According to AKD Securities, on a standalone basis, AKD Securities expects PTC to post earnings of PKR 1.4 billion (EPS: PKR 0.28), up slightly by 1%YoY but down sequentially by 53%, with sequential earnings decline largely due to absence of Ufone dividend. Key risk to AKD Securities’ earnings estimate could be the booking of VSS expense, where if PTC decides to book the entire amount (~PKR 10 billion, EPS impact of PKR 1.27), earnings could go into the red for 1QFY13. Going forward, AKD Securities expects the company to record robust revenue growth on higher international call termination rates (ICH), where impact will be visible from 2QFY13 onwards. At current levels AKD Securities recommends Buy on PTCL which is trading at FY13F P/E and P/B of 5.3x and 0.8x respectively and offers 78% upside to AKD Securities’ target price of PKR 35/share.

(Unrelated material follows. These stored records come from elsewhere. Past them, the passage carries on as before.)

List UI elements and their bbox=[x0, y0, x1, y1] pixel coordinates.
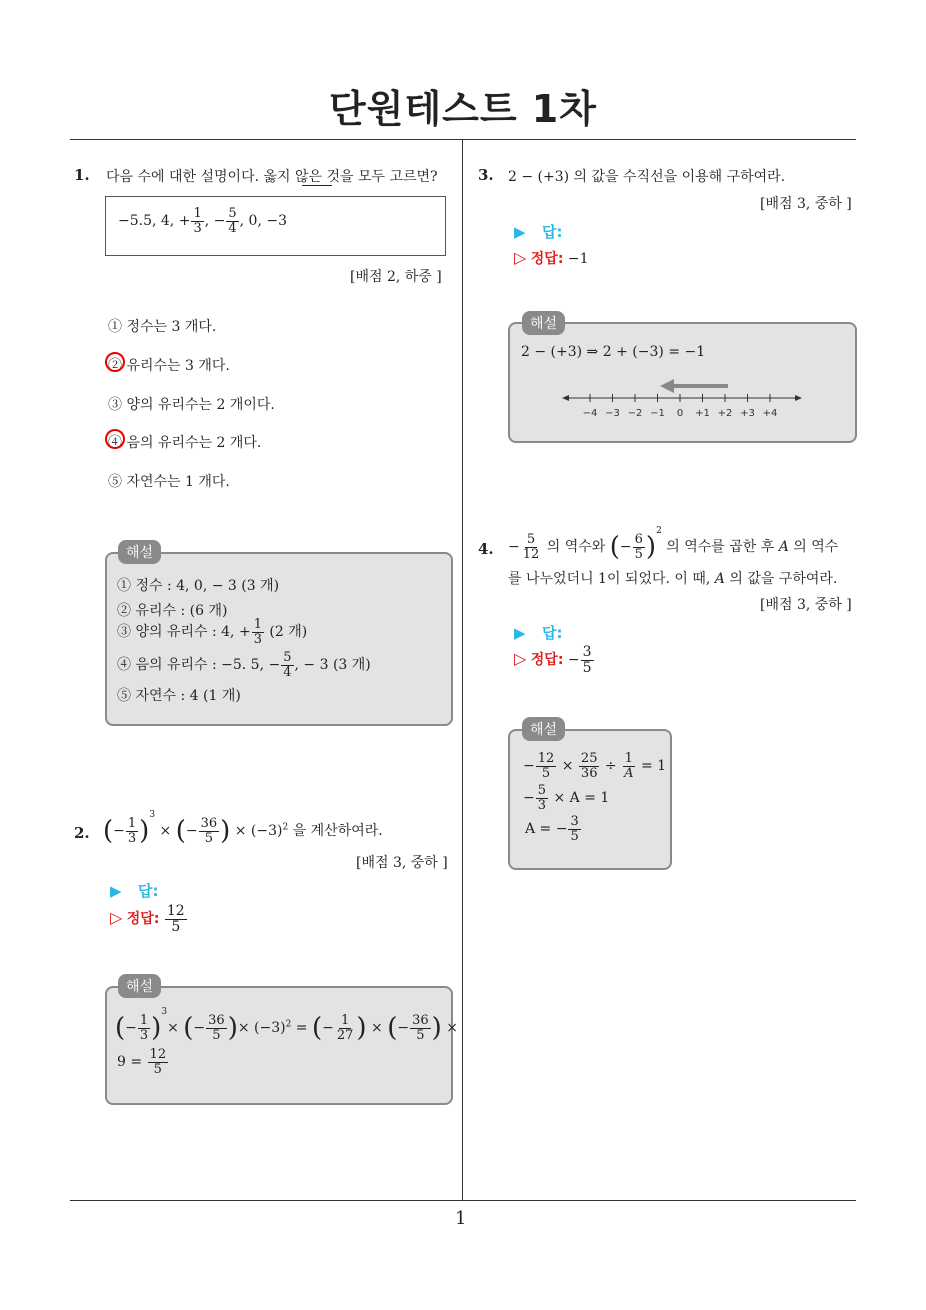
question-4-explanation-tag: 해설 bbox=[522, 717, 565, 741]
question-3-text: 2 − (+3) 의 값을 수직선을 이용해 구하여라. bbox=[508, 169, 786, 185]
question-1-option-2[interactable]: ② 유리수는 3 개다. bbox=[108, 358, 230, 374]
question-3-meta: [배점 3, 중하 ] bbox=[760, 196, 852, 212]
correct-label: 정답: bbox=[126, 911, 160, 928]
fraction: $\frac{36}{5}$ bbox=[208, 1012, 225, 1043]
number-line-tick-label: −1 bbox=[650, 408, 665, 419]
fraction: $\frac{1}{3}$ bbox=[193, 206, 202, 236]
numbers-expression: −5.5, 4, + $\frac{1}{3}$ , − $\frac{5}{4}$ , 0, −3 bbox=[118, 206, 287, 236]
axis-right-arrow bbox=[795, 395, 802, 401]
movement-arrow-head bbox=[660, 379, 674, 393]
question-1-text: 다음 수에 대한 설명이다. 옳지 않은 것을 모두 고르면? bbox=[106, 169, 438, 185]
question-3-explanation-tag: 해설 bbox=[522, 311, 565, 335]
fraction: $\frac{25}{36}$ bbox=[580, 751, 598, 781]
answer-label: 답: bbox=[542, 624, 563, 642]
page-title: 단원테스트 1차 bbox=[329, 87, 597, 131]
question-2-number: 2. bbox=[74, 824, 90, 842]
number-line-tick-label: 0 bbox=[676, 408, 684, 419]
question-4-text-line-2: 를 나누었더니 1이 되었다. 이 때, A 의 값을 구하여라. bbox=[508, 571, 838, 587]
play-arrow-icon: ▶ bbox=[514, 624, 526, 642]
fraction: $\frac{12}{5}$ bbox=[149, 1047, 167, 1077]
selected-mark-icon bbox=[105, 352, 125, 372]
fraction: $\frac{3}{5}$ bbox=[570, 814, 579, 844]
question-1-option-5[interactable]: ⑤ 자연수는 1 개다. bbox=[108, 474, 230, 490]
explanation-line: − $\frac{5}{3}$ × A = 1 bbox=[523, 783, 610, 813]
axis-left-arrow bbox=[562, 395, 569, 401]
number-line-tick-label: +4 bbox=[762, 408, 778, 419]
answer-label: 답: bbox=[542, 223, 563, 241]
fraction: $\frac{5}{4}$ bbox=[283, 650, 292, 680]
question-4-meta: [배점 3, 중하 ] bbox=[760, 597, 852, 613]
fraction: $\frac{1}{27}$ bbox=[336, 1012, 354, 1043]
explanation-line: − $\frac{12}{5}$ × $\frac{25}{36}$ ÷ $\frac{1}{A}$ = 1 bbox=[523, 751, 667, 781]
explanation-line: ④ 음의 유리수 : −5. 5, − $\frac{5}{4}$ , − 3 (3 개) bbox=[117, 650, 371, 680]
explanation-line: ⑤ 자연수 : 4 (1 개) bbox=[117, 688, 241, 704]
explanation-line: A = − $\frac{3}{5}$ bbox=[525, 814, 579, 844]
fraction: $\frac{1}{3}$ bbox=[253, 617, 262, 647]
page-number: 1 bbox=[455, 1208, 467, 1229]
correct-answer: $\frac{12}{5}$ bbox=[166, 903, 185, 935]
explanation-line: 9 = $\frac{12}{5}$ bbox=[117, 1047, 167, 1077]
play-arrow-icon: ▶ bbox=[514, 223, 526, 241]
question-4-number: 4. bbox=[478, 540, 494, 558]
explanation-line: ③ 양의 유리수 : 4, + $\frac{1}{3}$ (2 개) bbox=[117, 617, 308, 647]
number-line-tick-label: −3 bbox=[605, 408, 620, 419]
question-1-option-3[interactable]: ③ 양의 유리수는 2 개이다. bbox=[108, 397, 275, 413]
fraction: $\frac{36}{5}$ bbox=[200, 815, 218, 846]
number-line-tick-label: +3 bbox=[740, 408, 755, 419]
question-3-correct-row bbox=[514, 248, 589, 268]
question-1-number: 1. bbox=[74, 166, 90, 184]
explanation-line: ① 정수 : 4, 0, − 3 (3 개) bbox=[117, 578, 280, 594]
question-2-text: (− $\frac{1}{3}$ )$^3$ × (− $\frac{36}{5}$ ) × $(-3)^2$ 을 계산하여라. bbox=[103, 810, 383, 846]
number-line-tick-label: +1 bbox=[695, 408, 710, 419]
fraction: $\frac{6}{5}$ bbox=[634, 531, 643, 562]
answer-label: 답: bbox=[138, 882, 159, 900]
question-4-answer-row bbox=[514, 622, 563, 643]
correct-answer: $\frac{3}{5}$ bbox=[582, 644, 592, 676]
column-divider bbox=[462, 139, 463, 1201]
question-1-option-1[interactable]: ① 정수는 3 개다. bbox=[108, 319, 217, 335]
fraction: $\frac{5}{12}$ bbox=[522, 531, 540, 562]
question-1-meta: [배점 2, 하중 ] bbox=[350, 269, 442, 285]
question-1-underline bbox=[302, 185, 332, 186]
fraction: $\frac{5}{3}$ bbox=[537, 783, 547, 813]
explanation-line: 2 − (+3) ⇒ 2 + (−3) = −1 bbox=[521, 344, 706, 360]
outline-arrow-icon: ▷ bbox=[514, 248, 527, 267]
question-2-explanation-tag: 해설 bbox=[118, 974, 161, 998]
play-arrow-icon: ▶ bbox=[110, 882, 122, 900]
question-2-explanation-box bbox=[105, 986, 453, 1105]
explanation-line: ② 유리수 : (6 개) bbox=[117, 603, 228, 619]
selected-mark-icon bbox=[105, 429, 125, 449]
outline-arrow-icon: ▷ bbox=[514, 649, 527, 669]
fraction: $\frac{1}{3}$ bbox=[139, 1012, 149, 1043]
number-line-tick-label: −4 bbox=[582, 408, 598, 419]
number-line bbox=[560, 378, 805, 423]
correct-label: 정답: bbox=[530, 652, 564, 669]
question-4-correct-row: ▷ 정답: − $\frac{3}{5}$ bbox=[514, 644, 592, 676]
outline-arrow-icon: ▷ bbox=[110, 908, 123, 928]
correct-answer: −1 bbox=[567, 251, 589, 267]
question-2-answer-row bbox=[110, 880, 159, 901]
question-1-explanation-tag: 해설 bbox=[118, 540, 161, 564]
fraction: $\frac{1}{A}$ bbox=[624, 751, 634, 781]
bottom-rule bbox=[70, 1200, 856, 1201]
number-line-tick-label: +2 bbox=[717, 408, 733, 419]
question-2-meta: [배점 3, 중하 ] bbox=[356, 855, 448, 871]
question-1-numbers-box bbox=[105, 196, 446, 256]
number-line-tick-label: −2 bbox=[627, 408, 643, 419]
explanation-line: (− $\frac{1}{3}$ )$^3$× (− $\frac{36}{5}$ )× $(-3)^2$ = (− $\frac{1}{27}$ ) × (− $\frac{36}{5}$ ) × bbox=[115, 1007, 458, 1043]
fraction: $\frac{36}{5}$ bbox=[412, 1012, 429, 1043]
question-3-number: 3. bbox=[478, 166, 494, 184]
question-2-correct-row bbox=[110, 904, 188, 934]
top-rule bbox=[70, 139, 856, 140]
fraction: $\frac{12}{5}$ bbox=[537, 751, 555, 781]
question-1-option-4[interactable]: ④ 음의 유리수는 2 개다. bbox=[108, 435, 262, 451]
fraction: $\frac{1}{3}$ bbox=[127, 815, 137, 846]
question-4-text: − $\frac{5}{12}$ 의 역수와 (− $\frac{6}{5}$ )$^2$ 의 역수를 곱한 후 A 의 역수 bbox=[508, 526, 839, 562]
fraction: $\frac{5}{4}$ bbox=[228, 206, 237, 236]
question-3-answer-row bbox=[514, 221, 563, 242]
correct-label: 정답: bbox=[530, 251, 564, 267]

EFOODS 9MCY12 Result Preview
EFOODS will announce its 9MCY12 result on Oct 18’12. AKD Securities expects 9MCY12 NPAT to stand at PKR 1.6 billion (EPS: PKR 2.18), up 4xYoY on robust revenue growth (+41%YoY) and improving margins (GMs up 328bp YoY to 25%). For 3QCY12, AKD Securities forecasts EFOODS earnings to grow by 19%QoQto PKR 631 million (EPS: PKR 0.83) with earnings growth supported by higher revenues (+9%QoQ) and slight Improvement in margins (GM5 up 50bp QoQ). Higher product offtake (Ramzan effect) coupled with increase in product prices would drive revenue growth in 3QCY12, however margin accretion will be held back by losses from the Ice Cream division. At current levels AKD Securities has a Accumulate stance on EFOODS which provides limited upside to AKD Securities’ target price of PKR 78/share.

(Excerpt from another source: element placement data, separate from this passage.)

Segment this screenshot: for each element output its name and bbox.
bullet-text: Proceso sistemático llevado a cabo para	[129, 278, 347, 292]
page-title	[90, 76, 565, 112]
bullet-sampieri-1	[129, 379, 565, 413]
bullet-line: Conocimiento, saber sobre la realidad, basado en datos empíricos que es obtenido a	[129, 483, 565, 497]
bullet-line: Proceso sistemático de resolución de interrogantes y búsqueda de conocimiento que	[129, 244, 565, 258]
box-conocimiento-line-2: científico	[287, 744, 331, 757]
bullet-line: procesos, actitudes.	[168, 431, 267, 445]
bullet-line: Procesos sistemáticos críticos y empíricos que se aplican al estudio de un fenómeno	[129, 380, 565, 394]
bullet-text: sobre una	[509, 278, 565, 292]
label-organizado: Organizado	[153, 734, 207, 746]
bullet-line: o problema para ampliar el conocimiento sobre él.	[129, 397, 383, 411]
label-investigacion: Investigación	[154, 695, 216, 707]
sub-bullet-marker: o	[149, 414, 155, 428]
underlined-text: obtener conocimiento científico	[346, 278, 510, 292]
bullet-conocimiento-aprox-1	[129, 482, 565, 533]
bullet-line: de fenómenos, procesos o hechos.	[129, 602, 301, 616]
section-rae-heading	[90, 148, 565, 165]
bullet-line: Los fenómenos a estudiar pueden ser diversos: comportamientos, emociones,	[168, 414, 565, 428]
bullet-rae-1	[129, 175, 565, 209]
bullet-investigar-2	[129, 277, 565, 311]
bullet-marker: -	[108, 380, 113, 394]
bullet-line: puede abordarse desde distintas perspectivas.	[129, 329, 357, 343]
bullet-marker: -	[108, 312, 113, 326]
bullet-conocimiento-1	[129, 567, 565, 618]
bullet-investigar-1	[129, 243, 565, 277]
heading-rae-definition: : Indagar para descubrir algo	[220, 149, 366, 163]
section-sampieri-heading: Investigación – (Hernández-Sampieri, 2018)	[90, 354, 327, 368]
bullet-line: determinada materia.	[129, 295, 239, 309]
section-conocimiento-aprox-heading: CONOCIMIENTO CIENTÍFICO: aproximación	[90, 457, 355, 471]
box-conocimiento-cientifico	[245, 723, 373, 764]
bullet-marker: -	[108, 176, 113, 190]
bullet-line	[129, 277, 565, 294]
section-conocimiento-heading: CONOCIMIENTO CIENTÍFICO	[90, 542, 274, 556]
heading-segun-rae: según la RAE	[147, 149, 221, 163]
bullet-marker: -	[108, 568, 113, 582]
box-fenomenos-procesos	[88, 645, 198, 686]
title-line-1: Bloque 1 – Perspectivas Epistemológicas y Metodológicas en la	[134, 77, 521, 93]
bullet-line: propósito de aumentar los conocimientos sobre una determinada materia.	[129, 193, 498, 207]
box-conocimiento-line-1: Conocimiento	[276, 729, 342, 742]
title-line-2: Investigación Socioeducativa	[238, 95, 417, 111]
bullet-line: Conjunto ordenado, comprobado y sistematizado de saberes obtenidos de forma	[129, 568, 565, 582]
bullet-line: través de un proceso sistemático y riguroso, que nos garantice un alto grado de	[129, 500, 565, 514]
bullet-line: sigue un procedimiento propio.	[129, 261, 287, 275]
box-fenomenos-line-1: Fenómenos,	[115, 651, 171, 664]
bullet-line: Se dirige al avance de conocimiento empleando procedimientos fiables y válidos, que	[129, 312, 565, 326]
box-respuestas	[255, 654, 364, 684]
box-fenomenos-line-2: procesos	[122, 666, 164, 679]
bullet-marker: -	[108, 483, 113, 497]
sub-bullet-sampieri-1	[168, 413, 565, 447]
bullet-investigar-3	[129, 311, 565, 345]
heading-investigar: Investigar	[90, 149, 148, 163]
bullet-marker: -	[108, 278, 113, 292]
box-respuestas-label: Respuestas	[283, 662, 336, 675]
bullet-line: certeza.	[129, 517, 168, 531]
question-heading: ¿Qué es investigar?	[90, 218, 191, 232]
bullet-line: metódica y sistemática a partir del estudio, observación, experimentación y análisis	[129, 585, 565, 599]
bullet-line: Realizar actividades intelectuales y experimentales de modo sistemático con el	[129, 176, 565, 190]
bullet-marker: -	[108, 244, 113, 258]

FATIMA 9MCY12 Result Preview
FATIMA is scheduled to announce its 9MCY12 result on Oct 17’12 where AKD Securities expects NPAT of PKR 3.5 billion (EPS: PKR 1.66), up 1.66%YoY. On a sequential basis, 3QCY12 bottomline is expected to drop by 58%QoQ to 896 million (EPS: PKR 0.43), primarily due to dip in fertilizer offtake as sluggish fertilizer application and anticipation of cut in imported urea price kept dealers sidelined in the period under review. In this regard, AKD Securities expects urea and CAN offtake to come off by 71%QoQ and 56%QoQ; however, NP demand is forecast to remain firm as pre-Rabi season buying on price cut resulted in healthy offtake. Bottom-line is expected to get a boost from lower financial charges due to: i) hefty debt repayment of PKR 4 billion ii) rescheduled mark up (off 2.25%) on the PKR 6 billion loan and iii) cut in DR by 150bps on Aug 10’12. Although FATIMA has underperformed index by 19%FY13TD as lower fertilizer demand (weak farmer purchasing power) and glut of cheap imported urea kept price performance under check, current valuations are attractive with CY13F P/E of 5.5x and dividend yield of 16% where AKD Securities’ TP of PKR 36/share implies a significant upside of 53%. Buy!